Emerging stock markets have soared in recent years — so much so that many experts think the move is overdone.
This year alone, the MSCI Emerging Markets index has jumped 73 percent, compared to a 25 percent gain for the Standard & Poor’s 500 Index.
While U.S. stocks have suffered their worst decade in history, Ukraine’s market has surged more than 1,350 percent, The New York Times reports.
And many other emerging markets have soared too.
Emerging markets have benefited from strong economic growth that in some cases, such as China, continued even amid the global recession.
Many emerging market countries also have avoided large budget deficits, unlike their more developed brethren.
But these markets may have shot past fair value.
Emerging markets have a rollercoaster track record, with plunges in 1997-98 following an Asian currency crisis and Russia’s debt default.

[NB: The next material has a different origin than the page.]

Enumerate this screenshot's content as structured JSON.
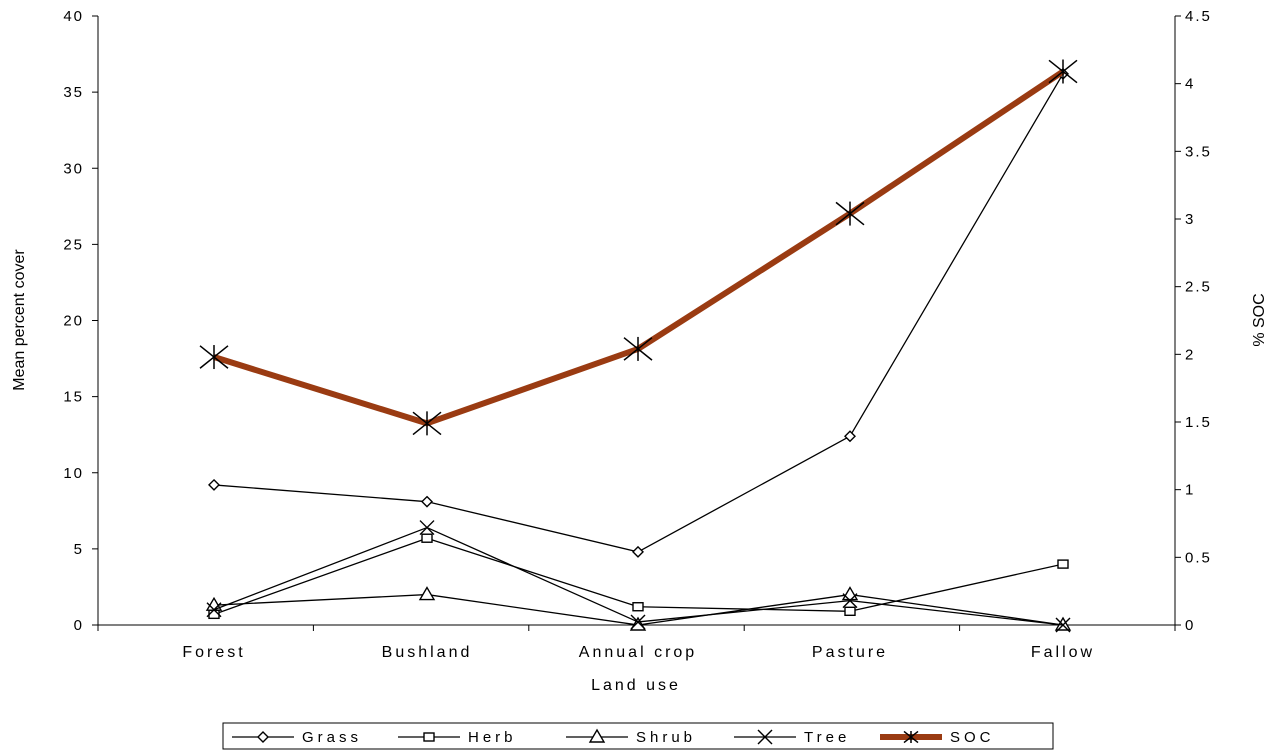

Even perennial emerging market bull Mark Mobius, executive chairman of Franklin Templeton Investments, says a correction is in order.
“We continue to see upside, but with substantial corrections along the way, which could be as much as 20 percent,” he told The New York Times.
Not everyone is looking for a decline.
In a survey by The Association of Investment Companies, 35 percent of money managers chose emerging markets as the region that will perform best next year, making them the No. 1 choice, the London Telegraph reports.